By Andrew Lapin
The Defense Department awarded millions of dollars in veteran-owned contracts to ineligible firms and made coding errors affecting billions of dollars more, according to an inspector general report.
The report, dated Feb. 29 and recently made public, said the department awarded six contracts for service-disabled veteran-owned small businesses, valued at about $1.9 million, to ineligible companies. In addition, the report said, Defense awarded 27 contracts, valued at about $340.3 million, to contractors that "potentially misstated their SDVOSB status."
Finally, the department made coding errors when it entered these contracts into the federal procurement database. These errors, in turn, affected 137 contracts valued at about $1.3 billion, according to the report, which was picked up Monday by Federal News Radio.
Defense made two key errors that contributed to awarding ineligible contracts, Devon Hewitt, a partner at Protorae Law and a member of the American Legion's Small Business Task Force, told Federal News Radio. The first was the department failed to check the Central Contractor Registration database, which catalogs the eligibility of federal contractors prior to awarding the contracts.

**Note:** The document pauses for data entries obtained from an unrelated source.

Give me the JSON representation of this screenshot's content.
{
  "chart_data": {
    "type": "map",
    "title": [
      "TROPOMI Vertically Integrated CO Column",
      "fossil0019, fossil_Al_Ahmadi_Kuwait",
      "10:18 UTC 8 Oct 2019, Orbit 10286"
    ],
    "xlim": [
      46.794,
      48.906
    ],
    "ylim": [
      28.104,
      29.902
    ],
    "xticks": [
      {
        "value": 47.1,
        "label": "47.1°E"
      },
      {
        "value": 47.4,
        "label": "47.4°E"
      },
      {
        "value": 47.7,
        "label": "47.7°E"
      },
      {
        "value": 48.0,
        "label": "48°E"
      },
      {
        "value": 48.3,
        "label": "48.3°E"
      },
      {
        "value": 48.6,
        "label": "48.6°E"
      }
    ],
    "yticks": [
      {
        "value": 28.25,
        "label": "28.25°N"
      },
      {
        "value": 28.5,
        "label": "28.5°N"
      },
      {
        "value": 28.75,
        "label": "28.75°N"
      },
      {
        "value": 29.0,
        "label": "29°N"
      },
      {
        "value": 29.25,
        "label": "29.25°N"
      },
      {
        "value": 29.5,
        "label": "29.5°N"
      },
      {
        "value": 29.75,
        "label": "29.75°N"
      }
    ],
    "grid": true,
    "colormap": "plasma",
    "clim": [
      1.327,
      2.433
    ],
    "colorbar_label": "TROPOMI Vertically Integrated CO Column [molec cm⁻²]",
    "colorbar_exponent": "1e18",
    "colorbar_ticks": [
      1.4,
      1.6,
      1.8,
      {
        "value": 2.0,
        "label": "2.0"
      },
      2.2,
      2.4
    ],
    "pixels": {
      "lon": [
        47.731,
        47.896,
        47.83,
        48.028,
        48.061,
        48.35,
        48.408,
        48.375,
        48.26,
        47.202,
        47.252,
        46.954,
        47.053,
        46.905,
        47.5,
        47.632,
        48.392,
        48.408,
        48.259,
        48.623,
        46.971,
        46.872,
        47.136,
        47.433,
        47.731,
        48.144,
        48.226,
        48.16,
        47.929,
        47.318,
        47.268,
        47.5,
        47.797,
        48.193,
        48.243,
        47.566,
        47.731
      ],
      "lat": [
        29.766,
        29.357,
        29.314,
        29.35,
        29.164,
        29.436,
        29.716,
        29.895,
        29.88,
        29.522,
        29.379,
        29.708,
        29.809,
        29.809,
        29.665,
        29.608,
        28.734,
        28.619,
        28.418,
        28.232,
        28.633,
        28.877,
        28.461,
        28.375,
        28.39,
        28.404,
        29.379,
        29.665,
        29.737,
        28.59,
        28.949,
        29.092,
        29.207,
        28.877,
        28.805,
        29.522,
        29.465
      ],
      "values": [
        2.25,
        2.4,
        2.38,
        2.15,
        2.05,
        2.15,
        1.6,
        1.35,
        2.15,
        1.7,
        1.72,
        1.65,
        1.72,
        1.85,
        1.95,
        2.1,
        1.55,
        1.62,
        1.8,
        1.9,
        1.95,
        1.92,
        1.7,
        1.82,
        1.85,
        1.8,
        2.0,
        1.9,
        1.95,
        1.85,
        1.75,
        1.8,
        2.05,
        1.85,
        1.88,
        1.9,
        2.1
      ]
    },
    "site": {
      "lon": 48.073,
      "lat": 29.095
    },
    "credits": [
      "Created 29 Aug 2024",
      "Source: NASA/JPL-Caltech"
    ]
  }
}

Second, and according to Hewitt more significant, Defense relied heavily on its own self-verification process for contractors. The department's inspector general recommended Defense adopt a new verification process similar to the Veterans Affairs Department, which has a separate authentication process for veteran-owned contractors -- and is, according to Federal News Radio, the only government agency that does not rely on self-verification.
Veterans Affairs' verification process, however, has itself been hampered by complaints of delays, inconsistencies and a lack of thoroughness, according to Federal News Radio.